LA River, Frogtown, seen from the bike path
Click to enlarge
Even in the heart of the city, a few short miles from downtown, in a channel lined with old houses, small factories, railyards, and freeways, beauty persists.

This is the much-maligned Los Angeles River, which I rode along yesterday on my way home from South Pasadena. This section of bike path opened only a few weeks ago, and it almost immediately became my preferred route for the return half of my usual Tuesday journey.

It's far from perfect beauty--I cropped the concrete banks out of the picture, and the white flecks you see are styrofoam cups, the debris of drive-through culture--but perfect beauty is far less interesting than that symphonic elegance that "grace under pressure" composes out of a tension of opposites. (Hemingway used the phrase to define courage, but I think it serves admirably to describe as well the persistence of natural harmonies even in a most unnatural setting.)

The river persists, with its lives small and large, from bugs, fish, and birds to the arching trees that grow in the river bottom.

The water table is high here, and the river couldn't be completely paved, so we have these miles of grace, now accessible to almost all by means of the bike path.

It makes a good fast trip as well, faster than the parallel streets, with their intersections and red lights.

The path is far from perfect too: I wrote on the Flying Pigeon LA blog a little while ago to complain that there are no street signs to let you know where on the path you are, except at the biggest boulevards. I suspect that will be corrected eventually.

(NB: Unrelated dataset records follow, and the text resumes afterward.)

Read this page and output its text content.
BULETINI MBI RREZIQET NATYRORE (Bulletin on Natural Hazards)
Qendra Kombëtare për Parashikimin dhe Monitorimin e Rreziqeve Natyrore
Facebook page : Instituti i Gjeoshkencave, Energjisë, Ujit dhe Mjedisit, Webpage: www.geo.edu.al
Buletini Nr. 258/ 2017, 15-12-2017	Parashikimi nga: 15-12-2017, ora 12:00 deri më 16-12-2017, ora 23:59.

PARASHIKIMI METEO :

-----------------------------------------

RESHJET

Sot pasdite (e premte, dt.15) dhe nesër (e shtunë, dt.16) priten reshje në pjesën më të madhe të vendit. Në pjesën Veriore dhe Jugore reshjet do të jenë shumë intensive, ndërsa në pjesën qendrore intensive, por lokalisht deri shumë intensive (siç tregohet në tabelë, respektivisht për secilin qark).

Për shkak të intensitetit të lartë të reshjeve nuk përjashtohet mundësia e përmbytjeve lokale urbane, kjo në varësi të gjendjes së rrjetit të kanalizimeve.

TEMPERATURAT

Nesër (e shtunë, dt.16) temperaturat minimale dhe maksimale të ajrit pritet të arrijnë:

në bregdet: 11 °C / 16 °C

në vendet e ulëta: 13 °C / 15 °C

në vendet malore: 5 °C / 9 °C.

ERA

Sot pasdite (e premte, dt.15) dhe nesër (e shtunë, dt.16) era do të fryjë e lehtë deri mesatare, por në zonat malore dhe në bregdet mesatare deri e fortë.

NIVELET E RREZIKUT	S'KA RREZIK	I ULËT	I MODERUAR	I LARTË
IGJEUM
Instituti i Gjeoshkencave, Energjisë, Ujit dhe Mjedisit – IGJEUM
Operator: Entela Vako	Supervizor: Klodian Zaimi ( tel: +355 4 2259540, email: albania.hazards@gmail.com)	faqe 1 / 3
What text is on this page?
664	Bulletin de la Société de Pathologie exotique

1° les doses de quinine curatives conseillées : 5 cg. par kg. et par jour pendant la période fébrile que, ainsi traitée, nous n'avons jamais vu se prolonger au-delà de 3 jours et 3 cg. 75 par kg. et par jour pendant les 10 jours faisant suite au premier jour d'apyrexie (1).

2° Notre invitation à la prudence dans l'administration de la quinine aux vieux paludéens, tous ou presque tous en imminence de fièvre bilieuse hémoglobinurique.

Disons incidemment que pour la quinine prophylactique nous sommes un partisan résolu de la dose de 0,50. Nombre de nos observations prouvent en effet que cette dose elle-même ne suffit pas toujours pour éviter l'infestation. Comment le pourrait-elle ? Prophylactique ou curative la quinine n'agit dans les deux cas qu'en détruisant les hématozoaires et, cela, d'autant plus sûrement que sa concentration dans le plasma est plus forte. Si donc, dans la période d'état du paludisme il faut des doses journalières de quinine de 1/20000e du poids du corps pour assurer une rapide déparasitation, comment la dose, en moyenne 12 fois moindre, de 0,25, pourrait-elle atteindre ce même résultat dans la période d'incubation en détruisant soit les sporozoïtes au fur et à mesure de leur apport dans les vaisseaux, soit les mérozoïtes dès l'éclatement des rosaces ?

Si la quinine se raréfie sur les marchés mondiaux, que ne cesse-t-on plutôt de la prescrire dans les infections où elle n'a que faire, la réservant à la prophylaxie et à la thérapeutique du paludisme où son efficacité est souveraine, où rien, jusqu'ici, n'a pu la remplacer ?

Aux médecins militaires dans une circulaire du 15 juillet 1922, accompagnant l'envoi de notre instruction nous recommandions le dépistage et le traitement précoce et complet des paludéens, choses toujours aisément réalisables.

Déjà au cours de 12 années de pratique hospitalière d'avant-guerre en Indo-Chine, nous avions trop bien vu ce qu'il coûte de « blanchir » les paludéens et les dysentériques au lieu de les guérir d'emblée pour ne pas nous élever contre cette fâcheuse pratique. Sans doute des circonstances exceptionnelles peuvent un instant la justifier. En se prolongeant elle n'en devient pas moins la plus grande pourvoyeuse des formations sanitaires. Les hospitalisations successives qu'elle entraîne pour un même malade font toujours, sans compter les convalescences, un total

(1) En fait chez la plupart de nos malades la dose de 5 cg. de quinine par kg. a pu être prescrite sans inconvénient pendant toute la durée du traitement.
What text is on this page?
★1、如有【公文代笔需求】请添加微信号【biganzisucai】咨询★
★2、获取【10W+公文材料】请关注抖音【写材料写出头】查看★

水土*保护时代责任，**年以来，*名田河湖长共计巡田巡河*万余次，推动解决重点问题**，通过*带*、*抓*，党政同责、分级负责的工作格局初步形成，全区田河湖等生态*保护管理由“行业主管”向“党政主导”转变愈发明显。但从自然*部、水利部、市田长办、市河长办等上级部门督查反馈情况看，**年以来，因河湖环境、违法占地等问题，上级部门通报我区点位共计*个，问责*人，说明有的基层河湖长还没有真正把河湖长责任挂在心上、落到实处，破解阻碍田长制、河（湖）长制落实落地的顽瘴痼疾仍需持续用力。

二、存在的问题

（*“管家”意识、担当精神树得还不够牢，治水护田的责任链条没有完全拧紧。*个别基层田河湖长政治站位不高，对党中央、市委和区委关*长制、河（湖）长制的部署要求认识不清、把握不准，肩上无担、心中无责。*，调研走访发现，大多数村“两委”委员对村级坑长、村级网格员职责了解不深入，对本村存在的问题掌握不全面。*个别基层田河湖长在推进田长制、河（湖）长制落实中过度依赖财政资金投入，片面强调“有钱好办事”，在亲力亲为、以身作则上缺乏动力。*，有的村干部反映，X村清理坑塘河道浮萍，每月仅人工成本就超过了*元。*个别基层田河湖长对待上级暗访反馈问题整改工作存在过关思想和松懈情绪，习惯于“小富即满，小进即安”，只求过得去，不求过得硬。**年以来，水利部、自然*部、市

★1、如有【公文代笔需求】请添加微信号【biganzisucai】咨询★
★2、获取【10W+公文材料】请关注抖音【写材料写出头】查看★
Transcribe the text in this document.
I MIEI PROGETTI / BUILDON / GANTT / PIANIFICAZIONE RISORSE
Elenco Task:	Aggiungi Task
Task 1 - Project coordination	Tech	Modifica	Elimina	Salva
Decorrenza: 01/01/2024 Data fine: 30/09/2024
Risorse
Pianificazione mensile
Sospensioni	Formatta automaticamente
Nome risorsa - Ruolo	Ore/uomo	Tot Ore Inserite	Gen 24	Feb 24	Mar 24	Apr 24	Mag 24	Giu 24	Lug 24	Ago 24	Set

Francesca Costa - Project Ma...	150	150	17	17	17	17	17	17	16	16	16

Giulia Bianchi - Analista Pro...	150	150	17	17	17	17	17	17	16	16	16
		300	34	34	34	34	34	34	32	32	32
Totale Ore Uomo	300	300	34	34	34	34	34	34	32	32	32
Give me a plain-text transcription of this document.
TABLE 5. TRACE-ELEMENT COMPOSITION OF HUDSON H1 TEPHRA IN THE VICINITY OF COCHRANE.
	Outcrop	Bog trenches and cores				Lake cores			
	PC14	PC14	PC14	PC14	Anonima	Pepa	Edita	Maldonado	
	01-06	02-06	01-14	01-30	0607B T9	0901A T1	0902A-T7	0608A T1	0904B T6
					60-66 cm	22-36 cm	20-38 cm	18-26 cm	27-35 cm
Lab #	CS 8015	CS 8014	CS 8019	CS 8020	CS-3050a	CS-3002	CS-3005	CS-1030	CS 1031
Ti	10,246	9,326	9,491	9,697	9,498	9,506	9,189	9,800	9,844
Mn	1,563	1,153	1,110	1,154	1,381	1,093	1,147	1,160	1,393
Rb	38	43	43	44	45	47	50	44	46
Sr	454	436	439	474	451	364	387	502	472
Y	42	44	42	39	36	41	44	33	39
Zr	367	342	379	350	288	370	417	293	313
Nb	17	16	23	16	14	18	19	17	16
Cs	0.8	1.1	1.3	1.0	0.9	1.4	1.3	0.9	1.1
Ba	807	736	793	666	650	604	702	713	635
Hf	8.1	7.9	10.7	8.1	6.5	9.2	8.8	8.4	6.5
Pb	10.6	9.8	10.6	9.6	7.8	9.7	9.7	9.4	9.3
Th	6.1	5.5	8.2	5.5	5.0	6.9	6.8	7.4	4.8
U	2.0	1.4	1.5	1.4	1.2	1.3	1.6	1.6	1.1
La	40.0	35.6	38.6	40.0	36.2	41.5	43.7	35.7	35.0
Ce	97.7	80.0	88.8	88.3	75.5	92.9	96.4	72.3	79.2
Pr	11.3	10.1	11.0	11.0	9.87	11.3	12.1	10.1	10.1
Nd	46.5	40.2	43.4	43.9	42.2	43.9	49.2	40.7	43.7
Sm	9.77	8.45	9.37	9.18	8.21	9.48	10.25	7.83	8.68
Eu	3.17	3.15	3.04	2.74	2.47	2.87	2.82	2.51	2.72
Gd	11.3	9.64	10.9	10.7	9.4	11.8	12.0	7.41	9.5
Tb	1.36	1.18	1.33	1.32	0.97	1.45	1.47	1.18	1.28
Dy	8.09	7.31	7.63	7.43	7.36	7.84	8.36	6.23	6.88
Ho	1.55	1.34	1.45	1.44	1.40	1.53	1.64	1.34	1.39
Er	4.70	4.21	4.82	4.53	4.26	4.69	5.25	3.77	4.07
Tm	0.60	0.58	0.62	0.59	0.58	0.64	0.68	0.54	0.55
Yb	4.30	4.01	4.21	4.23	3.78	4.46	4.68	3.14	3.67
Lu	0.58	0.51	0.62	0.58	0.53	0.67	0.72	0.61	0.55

Meanwhile, it's still a great new path. I wish it went all the way to downtown, and probably it will someday, as well as onward to the path that starts a few miles south of the city center and continues on to Long Beach at the mouth of the river. At least it's another increment in the (very) slow process that began back in the '70s, when the first section of riverside bike path was put in. I'll enjoy it now, while hoping (and working) for more in the near future.